What do you mean by "byte pattern searches"? Are you talking about
exact matches, or "contains", or regular-expression matches or
something such as that?
If you mean exact matches, then if you mean that
xxxp.name == 77:72:6f:6e:67:0d:72:69:67:68:74
would be interpreted as comparing "xxxp.name" with the text string
"77:72:6f:6e:67:0d:72:69:67:68:74" rather than as comparing it with the
string "wrong\rright", then
1) That raises the question of whether that might, in fact, be the
*right* interpretation - should
xxxp.name == 77:72:6f:6e:67:0d:72:69:67:68:74
be interpreted as comparing with "wrong\rright" but
xxxp.name == 77:72:6f:6e:67:0d:72:69:67:68:7x
be interpreted as comparing with "77:72:6f:6e:67:0d:72:69:67:68:7x",
merely because the first right-hand side is a valid byte string and the
second right-hand side isn't?
2) That *is* the current interpretation - if you specify, in a
comparison with an FT_STRING, something that could be interpreted as a
colon-separated list of hex byte values, it's interpreted as a string,
not a colon-separated list of hex byte values, at least according to a
test I just did.
3) If we *want* to interpret it as such a colon-separated list, the
code associated with FT_STRING could do so.

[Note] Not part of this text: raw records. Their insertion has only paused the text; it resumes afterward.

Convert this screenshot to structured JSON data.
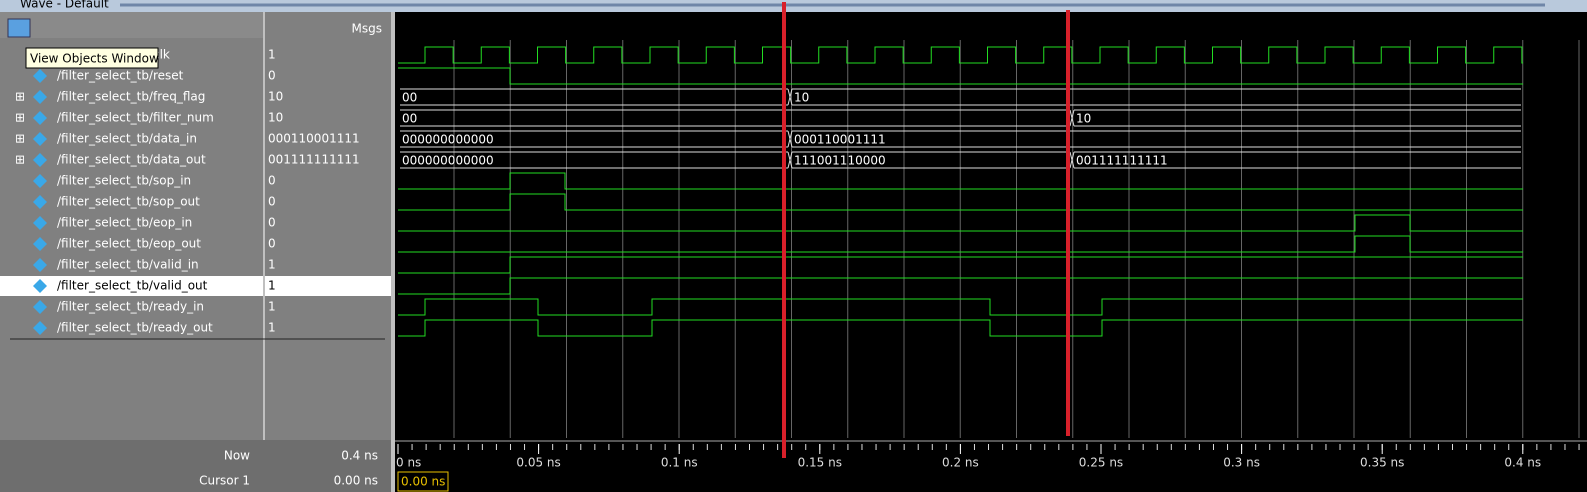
{
  "window": {
    "title": "Wave - Default",
    "tooltip": "View Objects Window",
    "header": "Msgs"
  },
  "signals": [
    {
      "name": "/filter_select_tb/clk",
      "value": "1"
    },
    {
      "name": "/filter_select_tb/reset",
      "value": "0"
    },
    {
      "name": "/filter_select_tb/freq_flag",
      "value": "10",
      "segments": [
        "00",
        "10"
      ]
    },
    {
      "name": "/filter_select_tb/filter_num",
      "value": "10",
      "segments": [
        "00",
        "10"
      ]
    },
    {
      "name": "/filter_select_tb/data_in",
      "value": "000110001111",
      "segments": [
        "000000000000",
        "000110001111"
      ]
    },
    {
      "name": "/filter_select_tb/data_out",
      "value": "001111111111",
      "segments": [
        "000000000000",
        "111001110000",
        "001111111111"
      ]
    },
    {
      "name": "/filter_select_tb/sop_in",
      "value": "0"
    },
    {
      "name": "/filter_select_tb/sop_out",
      "value": "0"
    },
    {
      "name": "/filter_select_tb/eop_in",
      "value": "0"
    },
    {
      "name": "/filter_select_tb/eop_out",
      "value": "0"
    },
    {
      "name": "/filter_select_tb/valid_in",
      "value": "1"
    },
    {
      "name": "/filter_select_tb/valid_out",
      "value": "1"
    },
    {
      "name": "/filter_select_tb/ready_in",
      "value": "1"
    },
    {
      "name": "/filter_select_tb/ready_out",
      "value": "1"
    }
  ],
  "timeline": [
    "0 ns",
    "0.05 ns",
    "0.1 ns",
    "0.15 ns",
    "0.2 ns",
    "0.25 ns",
    "0.3 ns",
    "0.35 ns",
    "0.4 ns"
  ],
  "status": {
    "now_label": "Now",
    "now_value": "0.4 ns",
    "cursor_label": "Cursor 1",
    "cursor_value": "0.00 ns",
    "cursor_box": "0.00 ns"
  }
}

Why not use implicit typing of a search pattern if possible, and
require
explicit typing otherwise? Something enclosed with <"> or <'> means
string
lookup, require byte patters also to start with a colon, etc?
That'd be a change from the current behavior, again, in that, at
present, a leading colon makes no difference. If it *did* make such a
difference, then you now have
xxxp.name == 77:72:6f:6e:67:0d:72:69:67:68:74
comparing with "77:72:6f:6e:67:0d:72:69:67:68:74" and
xxxp.name == :77:72:6f:6e:67:0d:72:69:67:68:74
comparing with "wrong\rright"; it bothers me that one small character -
a character that isn't necessary when comparing an FT_BYTES field -
makes a significant difference.
If we want to *add* the ability to use byte strings when comparing with
FT_STRING values, I'd vote for having anything that looks like a byte
string being interpreted as such by the FT_STRING value parser (without
requiring a leading colon) unless it's enclosed in quotes, so if you
want to comapre with "77:72:6f:6e:67:0d:72:69:67:68:74" you'd have to
do
xxxp.name == "77:72:6f:6e:67:0d:72:69:67:68:74"